Eduardo Leite fez um discurso de renovação e reposicionamento político do PSDB em visita a Goiânia na quinta-feira, 26, quando recebeu o título de cidadão goiano em solenidade na Assembleia Legislativa de Goiás (Alego). Com esse objetivo destacado, o governador do Rio Grande do Sul não garantiu a Marconi Perillo um assento na Executiva Nacional, preferindo dizer que ele pode contribuir com ou sem posição efetiva.

Nos bastidores, a fala de Eduardo Leite, de que o PSDB vai inaugurar um novo ciclo, da negativa de uma cadeira para Perillo na direção nacional da sigla, além de reforçar que não há sequer decisões sobre os diretórios estaduais, evidenciando distanciamento da cúpula tucana com a principal liderança do partido em Goiás.

Ao falar do reposicionamento da legenda, que perdeu relevância em todo o País, Eduardo Leite frisou que não basta ao PSDB dizer que “não é nem Lula e nem Bolsonaro.

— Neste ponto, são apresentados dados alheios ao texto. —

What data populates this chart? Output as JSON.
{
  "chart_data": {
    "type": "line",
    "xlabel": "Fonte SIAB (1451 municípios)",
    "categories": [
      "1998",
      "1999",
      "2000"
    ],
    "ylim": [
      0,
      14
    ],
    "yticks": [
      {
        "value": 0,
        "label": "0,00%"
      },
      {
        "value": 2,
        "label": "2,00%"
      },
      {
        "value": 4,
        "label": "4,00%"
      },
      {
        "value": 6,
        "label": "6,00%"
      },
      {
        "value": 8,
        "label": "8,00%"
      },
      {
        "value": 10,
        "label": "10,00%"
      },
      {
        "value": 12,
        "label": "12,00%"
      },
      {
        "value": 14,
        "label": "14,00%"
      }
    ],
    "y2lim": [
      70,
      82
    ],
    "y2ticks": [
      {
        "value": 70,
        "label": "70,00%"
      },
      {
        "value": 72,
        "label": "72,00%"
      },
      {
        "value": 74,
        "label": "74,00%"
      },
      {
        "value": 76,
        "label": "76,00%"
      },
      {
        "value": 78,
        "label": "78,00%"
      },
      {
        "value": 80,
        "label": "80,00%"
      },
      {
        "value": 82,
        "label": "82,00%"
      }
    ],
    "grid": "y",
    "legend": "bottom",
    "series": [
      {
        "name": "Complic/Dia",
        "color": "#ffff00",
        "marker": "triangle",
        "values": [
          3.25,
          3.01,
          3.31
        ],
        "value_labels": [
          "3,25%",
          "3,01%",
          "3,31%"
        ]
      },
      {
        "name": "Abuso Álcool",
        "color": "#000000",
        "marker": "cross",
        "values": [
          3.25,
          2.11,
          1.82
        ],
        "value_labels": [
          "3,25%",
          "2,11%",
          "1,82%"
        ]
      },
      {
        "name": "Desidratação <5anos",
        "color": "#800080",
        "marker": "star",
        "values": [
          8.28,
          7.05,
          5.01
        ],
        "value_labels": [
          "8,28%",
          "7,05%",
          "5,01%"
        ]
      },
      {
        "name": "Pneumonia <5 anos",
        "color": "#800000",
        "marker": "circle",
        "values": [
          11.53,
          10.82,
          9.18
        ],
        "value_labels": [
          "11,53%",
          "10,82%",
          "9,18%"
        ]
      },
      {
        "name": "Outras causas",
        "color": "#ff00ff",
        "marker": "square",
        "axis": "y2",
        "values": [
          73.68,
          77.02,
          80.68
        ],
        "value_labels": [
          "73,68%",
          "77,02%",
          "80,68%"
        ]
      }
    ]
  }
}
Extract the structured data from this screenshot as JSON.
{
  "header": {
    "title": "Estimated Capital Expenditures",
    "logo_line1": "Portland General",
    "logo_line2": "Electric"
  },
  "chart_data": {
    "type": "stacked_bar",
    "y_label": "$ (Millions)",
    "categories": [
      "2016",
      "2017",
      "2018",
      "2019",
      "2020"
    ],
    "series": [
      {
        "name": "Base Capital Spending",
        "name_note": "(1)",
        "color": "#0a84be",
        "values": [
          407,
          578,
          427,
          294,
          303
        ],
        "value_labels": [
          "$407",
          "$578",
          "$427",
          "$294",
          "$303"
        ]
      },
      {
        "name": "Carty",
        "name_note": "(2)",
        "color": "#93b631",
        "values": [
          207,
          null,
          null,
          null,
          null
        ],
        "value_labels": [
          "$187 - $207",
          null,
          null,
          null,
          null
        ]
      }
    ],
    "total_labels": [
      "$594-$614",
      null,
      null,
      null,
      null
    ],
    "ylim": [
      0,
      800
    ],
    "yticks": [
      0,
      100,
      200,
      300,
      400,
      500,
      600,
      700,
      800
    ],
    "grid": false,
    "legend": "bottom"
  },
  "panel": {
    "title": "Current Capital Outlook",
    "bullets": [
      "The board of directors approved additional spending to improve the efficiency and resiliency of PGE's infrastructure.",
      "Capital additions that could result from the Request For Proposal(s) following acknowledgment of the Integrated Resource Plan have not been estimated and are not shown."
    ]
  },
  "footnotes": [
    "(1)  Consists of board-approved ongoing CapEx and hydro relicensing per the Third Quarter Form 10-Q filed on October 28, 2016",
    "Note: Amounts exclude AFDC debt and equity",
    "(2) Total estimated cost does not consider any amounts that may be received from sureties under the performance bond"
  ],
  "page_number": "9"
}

É preciso dizer o que a gente defende, dizer à população que defendemos um caminho alternativo a essa polarização”.

Esvaziamento

O sentimento de que as eleições de 2022 foram catastróficas para o PSDB em Goiás tem repercutido entre dirigentes e partidários da legenda no Estado e fora dele. A segunda derrota seguida de Marconi Perillo para o Senado pode ter selado o fim da sua trajetória no partido, iniciada em 1996.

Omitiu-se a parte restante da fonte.